Next-Finance : L’actualité financière a été particulièrement fournie ces dernières années ; comment prenez vous en compte dans vos enseignements les nouveaux changements de paradigmes observés sur les marchés (Intervention accrue des banques centrales via les rachats d’obligations en Europe et aux États-Unis, maintien de prix planchers pour certains taux de change, en Suisse notamment, mais aussi des taux d’intérêts négatifs, des taux sans risques qui ne le sont plus tout à fait, etc…) ? Vos élèves sont-ils préparés à cela ?

Nicole El Karoui : Nous avons été comme tout le monde au minimum secoué, questionné par la crise, et nous avons intégré en conséquence un certain nombre d’éléments dans les cours dispensés au sein du Master de probabilités et finance.

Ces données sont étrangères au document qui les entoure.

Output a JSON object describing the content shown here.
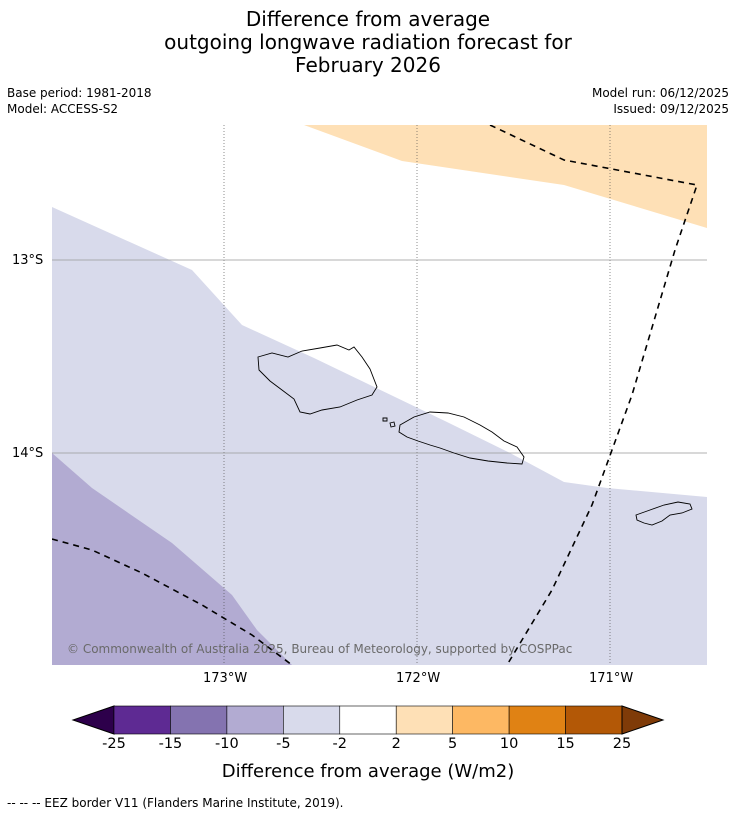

D’un point de vue formation, nous avons toujours accompagné le marché, sauf sur le crédit où nous avions des bémols. Nous avons maintenant un cours de régulation, des cours de risques avec des professionnels, toutes ces questions liées à la crise sont décortiquées sous un angle que ne captait pas nécessairement l’aspect purement quantitatif. Nous revenons aux fondements. Les deux tiers des stages que nous avons eus ces dernières années ressemblent aux stages que nous avions il y a dix ans et dans lesquels il y avait une réflexion sur les fondements, sur la manière d’aborder les concepts de base. On revient à zéro. Comment prendre en compte le coût du financement par exemple ? Est-ce que nous l’avions oublié ? Non, mais quand le coût du financement était de 0 ou de 3 bps, nous n’avions pas à le prendre en compte et le business s’organisait ainsi. Ce n’est plus nécessairement le cas aujourd’hui.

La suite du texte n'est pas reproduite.